In the evening was a masked ball in the Tacon Theatre, a spacious building, one of the largest of its kind in the world. The pit, floored over, with the whole depth of the stage open to the back wall of the edifice, furnished a ball-room of immense size. People in grotesque masks, in hoods or fancy dresses, were mingled with a throng clad in the ordinary costume, and Spanish dances were performed to the music of a numerous band. A well-dressed crowd filled the first and second tier of boxes. The Creole smokes everywhere, and seemed astonished when the soldier who stood at the door ordered him to throw away his lighted segar before entering. Once upon the floor, however, he lighted another segar in defiance of the prohibition.
The Spanish dances, with their graceful movements, resembling the undulations of the sea in its gentlest moods, are nowhere more gracefully performed than in Cuba, by the young women born on the island.
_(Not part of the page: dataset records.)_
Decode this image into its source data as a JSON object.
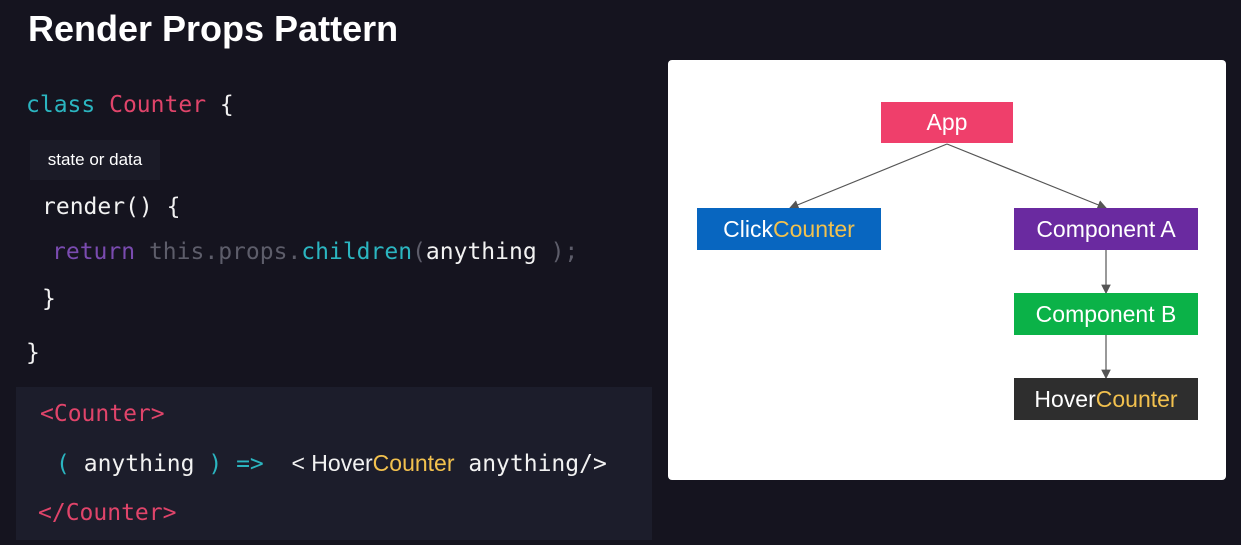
{
  "title": "Render Props Pattern",
  "code": {
    "class_kw": "class",
    "class_name": "Counter",
    "open_brace": "{",
    "note": "state or data",
    "render_line": "render() {",
    "return_kw": "return",
    "this_props": "this.props.",
    "children": "children",
    "paren_open": "(",
    "arg": "anything",
    "paren_close": ");",
    "close_inner": "}",
    "close_outer": "}"
  },
  "usage": {
    "open_tag": "<Counter>",
    "lparen": "(",
    "arg": "anything",
    "rparen": ")",
    "arrow": "=>",
    "jsx_open": "< Hover",
    "jsx_counter": "Counter",
    "jsx_prop": " anything",
    "jsx_close": "/>",
    "close_tag": "</Counter>"
  },
  "diagram": {
    "nodes": [
      {
        "id": "app",
        "label": "App",
        "color": "#ef3f6b"
      },
      {
        "id": "click",
        "label_a": "Click",
        "label_b": "Counter",
        "color": "#0866c0"
      },
      {
        "id": "compA",
        "label": "Component A",
        "color": "#6a2aa0"
      },
      {
        "id": "compB",
        "label": "Component B",
        "color": "#0bb248"
      },
      {
        "id": "hover",
        "label_a": "Hover",
        "label_b": "Counter",
        "color": "#2e2e2e"
      }
    ],
    "edges": [
      [
        "app",
        "click"
      ],
      [
        "app",
        "compA"
      ],
      [
        "compA",
        "compB"
      ],
      [
        "compB",
        "hover"
      ]
    ],
    "highlight_color": "#f2c14e"
  }
}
I could not help thinking, however, as I looked on that gay crowd, on the quaint maskers, and the dancers whose flexible limbs seemed swayed to and fro by the breath of the music, that all this was soon to end at the Campo Santo, and I asked myself how many of all this crowd would be huddled uncoffined, when their sports were over, into the foul trenches of the public cemetery.
Letter XLVII.
Scenery of Cuba.—Coffee Plantations.
Matanzas, April 16, 1849.
My expectations of the scenery of the island of Cuba and of the magnificence of its vegetation, have not been quite fulfilled. This place is but sixty miles to the east of Havana, but the railway which brings you hither, takes you over a sweep of a hundred and thirty miles, through one of the most fertile districts in the interior of the island. I made an excursion from Havana to San Antonio de los Banos, a pleasant little town at nine leagues distance, in a southeast direction from the capital, in what is called the Vuelta Abajo. I have also just returned from a visit to some fine sugar estates to the southeast of Matanzas, so that I may claim to have seen something of the face of the country of which I speak.
At this season the hills about Havana, and the pastures everywhere, have an arid look, a russet hue, like sandy fields with us, when scorched by a long drought, on like our meadows in winter. This, however, is the dry season; and when I was told that but two showers of rain have fallen since October, I could only wonder that so much vegetation was left, and that the verbenas and other herbage which clothed the ground, should yet retain, as I perceived they did, when I saw them nearer, an unextinguished life. I have, therefore, the disadvantage of seeing Cuba not only in the dry season, but near the close of an uncommonly dry season. Next month the rainy season commences, when the whole island, I am told, even the barrenest parts, flushes into a deep verdure, creeping plants climb over all the rocks and ascend the trees, and the mighty palms put out their new foliage.